Monday, March 7, 2011

Spring Break!! (NOT.)

The students are on Spring break this week, but Ray & I are here working... :-/

We were going to have a phone meeting with Sachin this morning at 10 am, but we pushed it back to tomorrow.

My latest data run has been going for the last 10 days, so I decided to finally stop it so we could process it. The file size (with a few small initial aborted runs trimmed off) is 383 MB.

The reformatted (line-per-record) data file is 108 MB. Apparently, there were 0 serial data errors in the entire run! (Hooray!)

Now reading the new big data set into SciLab. OK, took a while but that's done.

The initial wander graph has a number of big discontinuities - probably extra PPS pulses.

The first one is definitely an extra PPS pulse, after only about 1 million (rather than 10 million) cycles. Fixed the current data file by hand, and modified the firmware so that in the future, PPS events that do not arrive within +/-1% of the expected time will be ignored & not reported to the server.

The other big discontinuities were also caused by extra PPS pulses, as expected. Fixed them by hand.

Next, there were a few hundred small transient glitches, always of particular sizes: Usually 10,000 (1 ms), but occasionally 20,000 (2 ms), or 200,000 (20 ms). One was 400,000 (40 ms). Most of them only lasted a second, but there were occasional ones of larger sizes, up to 10 or 20 seconds. There was one that was almost 100 seconds long. All discrepancies larger than 1,000 were accounted for by these transient glitches.

I wrote code to automatically repair glitches of the duration and apparent sizes I found (fixes the in-memory vectors in SciLab only; the glitches are still there in the data files).

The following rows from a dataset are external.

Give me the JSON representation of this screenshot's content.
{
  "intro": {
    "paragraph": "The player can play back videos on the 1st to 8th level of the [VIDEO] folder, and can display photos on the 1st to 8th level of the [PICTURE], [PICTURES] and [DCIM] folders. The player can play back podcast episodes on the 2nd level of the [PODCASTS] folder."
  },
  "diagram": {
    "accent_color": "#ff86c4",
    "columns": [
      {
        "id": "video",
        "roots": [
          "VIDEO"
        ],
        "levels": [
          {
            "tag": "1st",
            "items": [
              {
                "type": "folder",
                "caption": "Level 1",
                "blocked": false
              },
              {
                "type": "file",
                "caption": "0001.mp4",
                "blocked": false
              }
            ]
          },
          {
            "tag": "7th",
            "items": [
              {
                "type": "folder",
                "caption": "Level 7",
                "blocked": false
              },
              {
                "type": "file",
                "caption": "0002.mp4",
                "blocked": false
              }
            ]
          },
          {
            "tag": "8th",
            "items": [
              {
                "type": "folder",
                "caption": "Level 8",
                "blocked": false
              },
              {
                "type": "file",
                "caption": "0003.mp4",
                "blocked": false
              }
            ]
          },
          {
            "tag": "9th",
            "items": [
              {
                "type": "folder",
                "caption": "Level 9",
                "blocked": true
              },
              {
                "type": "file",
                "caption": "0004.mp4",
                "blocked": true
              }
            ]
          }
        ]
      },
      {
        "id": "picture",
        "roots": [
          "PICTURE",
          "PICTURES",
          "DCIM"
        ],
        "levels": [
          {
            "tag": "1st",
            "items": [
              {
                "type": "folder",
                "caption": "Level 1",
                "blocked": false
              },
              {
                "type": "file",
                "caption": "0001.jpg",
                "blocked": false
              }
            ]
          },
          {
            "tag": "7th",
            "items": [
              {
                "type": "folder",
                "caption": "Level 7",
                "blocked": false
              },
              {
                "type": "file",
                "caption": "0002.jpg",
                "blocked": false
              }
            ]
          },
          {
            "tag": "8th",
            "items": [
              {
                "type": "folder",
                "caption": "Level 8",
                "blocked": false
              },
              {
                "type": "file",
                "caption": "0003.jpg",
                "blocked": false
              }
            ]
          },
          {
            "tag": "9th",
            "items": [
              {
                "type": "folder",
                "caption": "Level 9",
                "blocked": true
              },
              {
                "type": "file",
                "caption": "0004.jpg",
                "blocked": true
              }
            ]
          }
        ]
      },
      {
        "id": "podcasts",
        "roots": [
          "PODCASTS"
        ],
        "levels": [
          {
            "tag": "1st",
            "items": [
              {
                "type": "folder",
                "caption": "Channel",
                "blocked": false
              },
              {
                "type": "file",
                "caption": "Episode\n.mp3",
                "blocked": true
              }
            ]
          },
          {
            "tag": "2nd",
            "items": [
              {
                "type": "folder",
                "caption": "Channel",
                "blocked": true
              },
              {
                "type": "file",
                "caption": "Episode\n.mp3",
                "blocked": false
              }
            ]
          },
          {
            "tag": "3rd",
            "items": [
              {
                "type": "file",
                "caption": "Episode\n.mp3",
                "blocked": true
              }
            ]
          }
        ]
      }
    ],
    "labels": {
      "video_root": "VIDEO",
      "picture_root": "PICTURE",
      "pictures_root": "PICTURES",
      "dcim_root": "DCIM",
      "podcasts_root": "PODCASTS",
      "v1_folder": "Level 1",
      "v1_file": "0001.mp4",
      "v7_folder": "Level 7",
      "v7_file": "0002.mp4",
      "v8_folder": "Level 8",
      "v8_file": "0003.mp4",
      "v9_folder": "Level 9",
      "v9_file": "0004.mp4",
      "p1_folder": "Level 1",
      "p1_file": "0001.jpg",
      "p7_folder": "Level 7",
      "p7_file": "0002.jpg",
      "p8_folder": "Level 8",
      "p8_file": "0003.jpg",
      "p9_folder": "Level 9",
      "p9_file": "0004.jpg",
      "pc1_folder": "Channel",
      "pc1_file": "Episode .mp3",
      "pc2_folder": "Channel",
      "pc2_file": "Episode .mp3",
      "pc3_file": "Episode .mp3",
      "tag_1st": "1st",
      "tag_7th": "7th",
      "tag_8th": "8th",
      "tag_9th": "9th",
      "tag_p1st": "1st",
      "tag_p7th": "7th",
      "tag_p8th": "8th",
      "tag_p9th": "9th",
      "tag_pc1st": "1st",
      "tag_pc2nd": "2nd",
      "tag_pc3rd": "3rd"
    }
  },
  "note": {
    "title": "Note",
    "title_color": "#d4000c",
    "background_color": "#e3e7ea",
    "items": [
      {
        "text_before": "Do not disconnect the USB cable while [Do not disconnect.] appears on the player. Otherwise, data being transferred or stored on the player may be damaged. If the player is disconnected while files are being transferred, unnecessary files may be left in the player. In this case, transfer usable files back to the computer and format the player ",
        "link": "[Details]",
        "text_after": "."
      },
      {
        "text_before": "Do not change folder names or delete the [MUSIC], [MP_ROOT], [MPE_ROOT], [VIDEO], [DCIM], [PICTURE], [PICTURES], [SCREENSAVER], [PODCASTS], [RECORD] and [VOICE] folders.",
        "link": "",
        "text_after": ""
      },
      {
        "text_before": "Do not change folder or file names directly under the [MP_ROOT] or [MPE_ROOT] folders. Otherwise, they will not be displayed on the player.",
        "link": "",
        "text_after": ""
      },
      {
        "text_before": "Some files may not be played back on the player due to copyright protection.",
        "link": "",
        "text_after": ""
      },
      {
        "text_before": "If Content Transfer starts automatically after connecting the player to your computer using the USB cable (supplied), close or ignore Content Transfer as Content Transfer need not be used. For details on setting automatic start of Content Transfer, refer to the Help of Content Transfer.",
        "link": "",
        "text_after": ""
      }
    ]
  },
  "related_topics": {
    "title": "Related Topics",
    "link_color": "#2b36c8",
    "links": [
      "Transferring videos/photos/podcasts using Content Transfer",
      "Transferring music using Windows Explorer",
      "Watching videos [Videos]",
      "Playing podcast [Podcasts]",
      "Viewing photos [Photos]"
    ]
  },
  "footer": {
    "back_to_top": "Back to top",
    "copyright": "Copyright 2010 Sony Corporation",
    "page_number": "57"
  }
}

However, it is somewhat of a mystery exactly what is causing these glitches. The fact that they are all exactly by small multiples of 1 or 10 milliseconds is telling. Since they are not powers of 2, they are unlikely to be problems with the input capture circuit.

More likely, they reflect some kind of temporary adjustments being made to the GPS unit's internal clock by its firmware. This is corroborated by the fact that the glitches I looked at seemed to all coincide exactly with situations where the TRAIM was temporarily in an alarm condition (with all satellites marked invalid). I probably should do a more thorough (or automated) check to make sure that some event like this accounts for each of the glitches, but I haven't done that yet....

Meanwhile, with the glitches repaired algorithmically, we get output like we expected, based on our previous tests. Below is the cumulative phase wander (in 100-ns cycles) over the course of the entire big 10-day run, with TRAIM accuracy in nanoseconds (x10) superimposed.


The overall graph is U-shaped due to a gradual increase in OCXO frequency over the course of the run. We can see that the remaining excursions away from the baseline curve are generally fairly brief (at most a few hours) and coincide with times at which the TRAIM accuracy is nulled out.

And below is the relative frequency drift over the run, plotted in Hz above the nominal frequency of 10MHz. This plot uses a 1-hour window size for smoothing (time-averaging) the frequency measurements (with no smoothing, we'd only see integer values of Hz, almost all in the range 12-14). The sharp spikes correspond entirely (or almost entirely) to the start or end of excursions, times at which either the GPS clock is drifting at an anomalous frequency because it has just lost time lock & hasn't realized it yet, or at which the GPS clock has snapped back into phase after regaining time lock.


This graph confirms that the OCXO frequency drift over multi-day scales is within its specification (according to the OCXO datasheet) of 1 ppb per day. @10MHz, 1 ppb/day = 10 mHz/day = 0.1 Hz/10 days, whereas we actually observed less than 0.05 Hz cumulative upwards frequency drift over the entire 10-day period. (Not counting the spikes of course, which are the fault of the GPS, not the OCXO.)

Anyway, this data is sufficient for a preliminary paper on the GPS time alignment; the plots just need to be prettied up a bit. Maybe add a few zooms on interesting sections.

Ray says maybe for 1st version of system we shouldn't worry about interpolating over the GPS outages - instead just throw away data during those times.

Ray says we should maybe put emphasis on a journal article rather than a conference paper. He says look at the other GPS papers we have to see what journals they were in. Mike needs to check to make sure SPIE doesn't forbid republishing results in a journal.

Ray asked me to call somebody (was it Ronnie Mackey?) about the budget check problem on the XMath, but I forgot to do it before 5 pm. Will try again tomorrow.